The cocktails of uncertainty spark another significant concern too often overlooked in discussions of pesticides. The synthetic chemicals of concern tend to be the “active ingredients” in pesticide products. They are the chemicals whose names we’ve heard but can barely remember, much less spell—and also the ingredients that take care of the -cide part of the equation. They put an end to the target organisms.
In most pesticides the active ingredients make up only a small overall percentage of the product. The remaining ingredients are usually classified as “inert” or “inactive.” They often make up as much as 95 to 99 percent of the product, so they are not insignificant. However, they often are not identified and labeled. In fact, many are considered trade secrets. Got pesticide poisoning? You better hope that the poisoning hotline you call has been given a list of the inert ingredients. However, that is not the real concern.
The inert ingredients are there for a reason. They are intended to improve the performance of the pesticide in some fashion, acting as stickers, spreaders, penetrants, or emulsifiers, or working in other ways.5 The problem is that some adjuvants are designed to ensure that the active ingredient can penetrate cellular walls and even organelles (hardworking cell components that carry out a number of important biological tasks) in order to inflict the intended damage to the target, be it a plant, an insect, or another organism. These adjuvants can therefore do the same in nontarget organisms, such as humans or other animals. Cel
l walls and organelles contain critically important parts, such as DNA and other genetic material, that often have a negative charge; they are available for bonding with whatever may come their way with a positive charge, such as a pesticide’s active ingredient. The result? Genotoxicity, a phenomenon only recently being explored. One researcher aptly dubbed the result, “a molecular bull in a china shop.”6
If those AGRIOS tables are the bible for IPM, they are red flags for scientists like Johannes. According to the AGRIOS instructions, he explains, pesticides from captan and chlorpyriphos to dithianon and mancozeb can be applied from twelve to fourteen times in just one year as individual substances. “Now in the same time period, with between twenty-five and thirty different pesticides being sprayed, you get an enormous combined amount that is beyond evil. The industry has defined a toxicological value for each individual substance, so naturally the industry should also clarify the facts on how an approved value is reached.” This single value is sometimes exceeded, he states, but not normally. “However, on average, in the types of fruits and vegetables that are treated, one can find eight, nine, or ten, even twelve, thirteen, or fourteen different pesticides, which, in the totality of their combined active ingredients, are still totally unexplored. Every pharmacologist, every physician, strictly warns of consuming something like this. One can see the long-term effects.”

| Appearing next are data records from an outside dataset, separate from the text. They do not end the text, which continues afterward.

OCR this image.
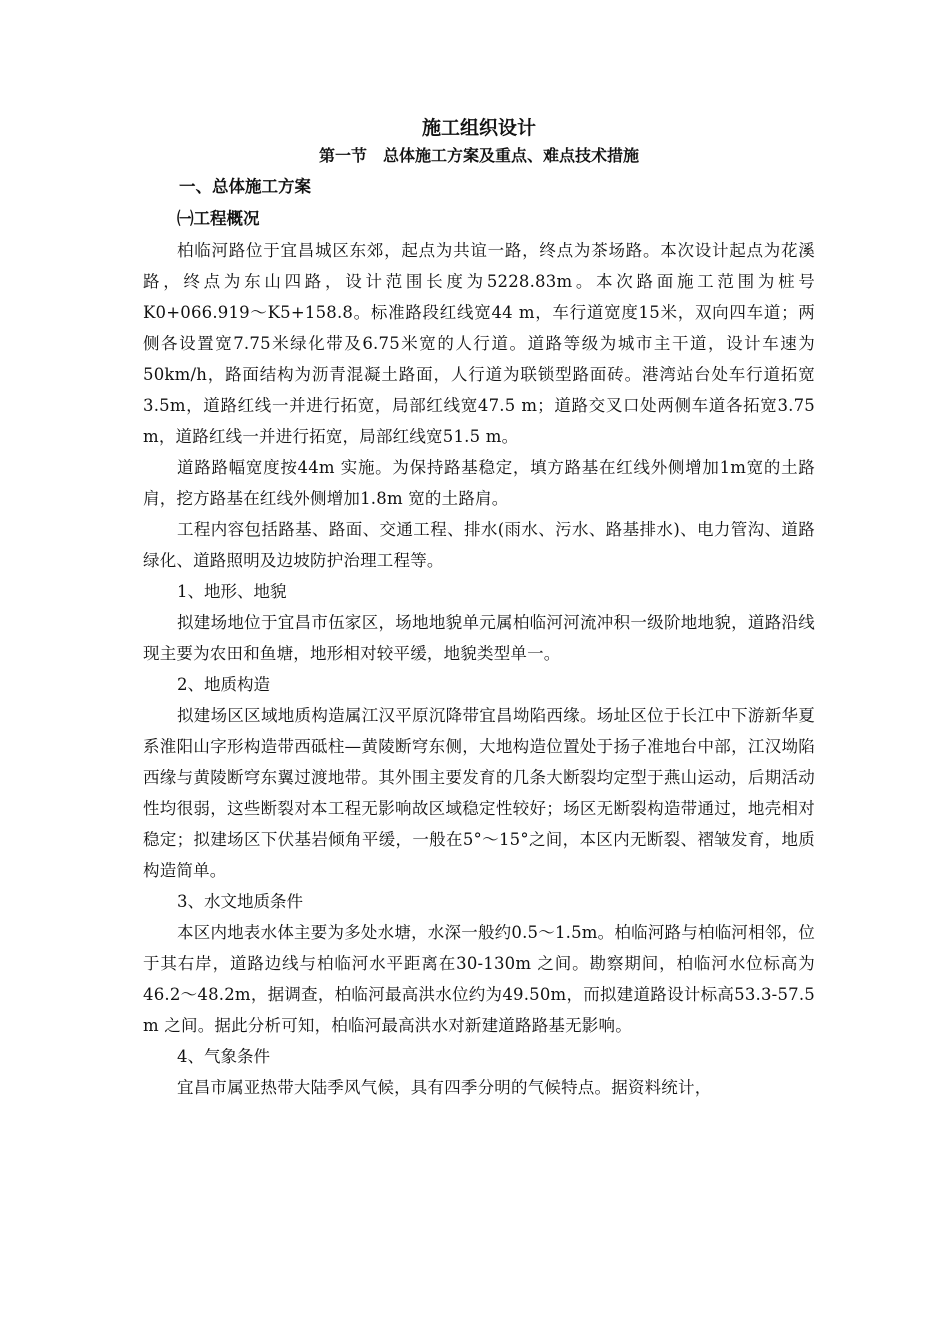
施工组织设计

第一节　总体施工方案及重点、难点技术措施

一、总体施工方案

㈠工程概况

柏临河路位于宜昌城区东郊，起点为共谊一路，终点为茶场路。本次设计起点为花溪路，终点为东山四路，设计范围长度为5228.83m。本次路面施工范围为桩号K0+066.919～K5+158.8。标准路段红线宽44 m，车行道宽度15米，双向四车道；两侧各设置宽7.75米绿化带及6.75米宽的人行道。道路等级为城市主干道，设计车速为50km/h，路面结构为沥青混凝土路面，人行道为联锁型路面砖。港湾站台处车行道拓宽3.5m，道路红线一并进行拓宽，局部红线宽47.5 m；道路交叉口处两侧车道各拓宽3.75 m，道路红线一并进行拓宽，局部红线宽51.5 m。

道路路幅宽度按44m 实施。为保持路基稳定，填方路基在红线外侧增加1m宽的土路肩，挖方路基在红线外侧增加1.8m 宽的土路肩。

工程内容包括路基、路面、交通工程、排水(雨水、污水、路基排水)、电力管沟、道路绿化、道路照明及边坡防护治理工程等。

1、地形、地貌

拟建场地位于宜昌市伍家区，场地地貌单元属柏临河河流冲积一级阶地地貌，道路沿线现主要为农田和鱼塘，地形相对较平缓，地貌类型单一。

2、地质构造

拟建场区区域地质构造属江汉平原沉降带宜昌坳陷西缘。场址区位于长江中下游新华夏系淮阳山字形构造带西砥柱—黄陵断穹东侧，大地构造位置处于扬子准地台中部，江汉坳陷西缘与黄陵断穹东翼过渡地带。其外围主要发育的几条大断裂均定型于燕山运动，后期活动性均很弱，这些断裂对本工程无影响故区域稳定性较好；场区无断裂构造带通过，地壳相对稳定；拟建场区下伏基岩倾角平缓，一般在5°～15°之间，本区内无断裂、褶皱发育，地质构造简单。

3、水文地质条件

本区内地表水体主要为多处水塘，水深一般约0.5～1.5m。柏临河路与柏临河相邻，位于其右岸，道路边线与柏临河水平距离在30-130m 之间。勘察期间，柏临河水位标高为46.2～48.2m，据调查，柏临河最高洪水位约为49.50m，而拟建道路设计标高53.3-57.5 m 之间。据此分析可知，柏临河最高洪水对新建道路路基无影响。

4、气象条件

宜昌市属亚热带大陆季风气候，具有四季分明的气候特点。据资料统计，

In the end, the concern expressed by the doctors of the region was not just that property lines were breached with pesticide drift: Bodies were also transgressed. The issue of “chemical trespass,” the unwanted intrusion of chemical substances into a person’s body, couldn’t be solved with hedgerows, buffers, or new spray techniques. And no one wanted their children to be born “prepolluted” as a result of pesticide exposure. Advances in scientific research are beginning to show how pesticide exposure can potentially impact not just parents, their children, or the unborn, but also the genetics carried forward by the generation in utero.